如果已经找到索引,我想从一个数据框创建一个带有新列的数据框,但是我不知道我将创建多少列:
#if WPF || Android || IOS || WF
if (/* stuff */)
{
// do stuff
}
else if (/* other stuff */)
#endif
// define stuff
#if !WinRT && !XForms
else
// Do some magic
#endif
我想要:
pd.DataFrame([["John","guitar"],["Michael","football"],["Andrew","running"],["John","dancing"],["Andrew","cars"]])
不知道一开始应该创建多少列。
答案 0 :(得分:6)
df = pd.DataFrame([["John","guitar"],["Michael","football"],["Andrew","running"],["John","dancing"],["Andrew","cars"]], columns = ['person','hobby'])
您可以对person
进行分组,并在hobby
中搜索unique
。

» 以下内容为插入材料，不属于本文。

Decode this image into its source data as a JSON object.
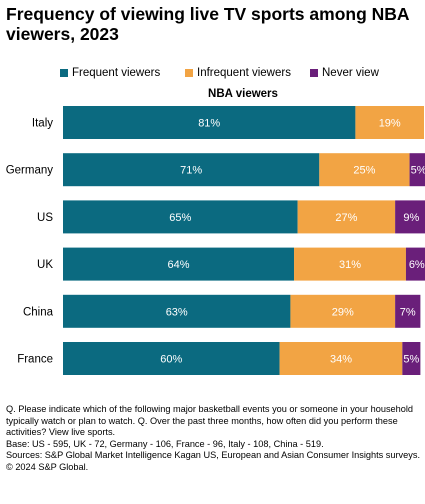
{
  "title": "Frequency of viewing live TV sports among NBA viewers, 2023",
  "chart_data": {
    "type": "bar",
    "orientation": "horizontal",
    "stacked": true,
    "subtitle": "NBA viewers",
    "categories": [
      "Italy",
      "Germany",
      "US",
      "UK",
      "China",
      "France"
    ],
    "series": [
      {
        "name": "Frequent viewers",
        "color": "#0b6a80",
        "values": [
          81,
          71,
          65,
          64,
          63,
          60
        ]
      },
      {
        "name": "Infrequent viewers",
        "color": "#f2a444",
        "values": [
          19,
          25,
          27,
          31,
          29,
          34
        ]
      },
      {
        "name": "Never view",
        "color": "#6a1f7a",
        "values": [
          0,
          5,
          9,
          6,
          7,
          5
        ]
      }
    ],
    "value_suffix": "%",
    "xlim": [
      0,
      100
    ],
    "legend_position": "top"
  },
  "notes": [
    "Q. Please indicate which of the following major basketball events you or someone in your household typically watch or plan to watch. Q. Over the past three months, how often did you perform these activities? View live sports.",
    "Base: US - 595, UK - 72, Germany - 106, France - 96, Italy - 108, China - 519.",
    "Sources: S&P Global Market Intelligence Kagan US, European and Asian Consumer Insights surveys.",
    "© 2024 S&P Global."
  ]
}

然后使用.apply(pd.Series)
将列表展开为列:
df.groupby('person').hobby.unique().apply(pd.Series).reset_index()
person 0 1
0 Andrew running cars
1 John guitar dancing
2 Michael football NaN
如果数据帧较大,请尝试使用更有效的替代方法:
df = df.groupby('person').hobby.unique()
df = pd.DataFrame(df.values.tolist(), index=df.index).reset_index()
本质上是一样的,但是在应用pd.Series
时避免了循环遍历行。
答案 1 :(得分:1)
使用GroupBy.cumcount
获取counter
,然后通过unstack
进行整形:
df1 = pd.DataFrame([["John","guitar"],
["Michael","football"],
["Andrew","running"],
["John","dancing"],
["Andrew","cars"]], columns=['a','b'])
a b
0 John guitar
1 Michael football
2 Andrew running
3 John dancing
4 Andrew cars
df = (df1.set_index(['a', df1.groupby('a').cumcount()])['b']
.unstack()
.rename_axis(-1)
.reset_index()
.rename(columns=lambda x: x+1))
print (df)
0 1 2
0 Andrew running cars
1 John guitar dancing
2 Michael football NaN
或聚合list
并通过构造函数创建新字典:
s = df1.groupby('a')['b'].agg(list)
df = pd.DataFrame(s.values.tolist(), index=s.index).reset_index()
print (df)
a 0 1
0 Andrew running cars
1 John guitar dancing
2 Michael football None
答案 2 :(得分:0)
假设列名称为['person', 'activity']
,您可以这样做
df_out = df.groupby('person').agg(list).reset_index()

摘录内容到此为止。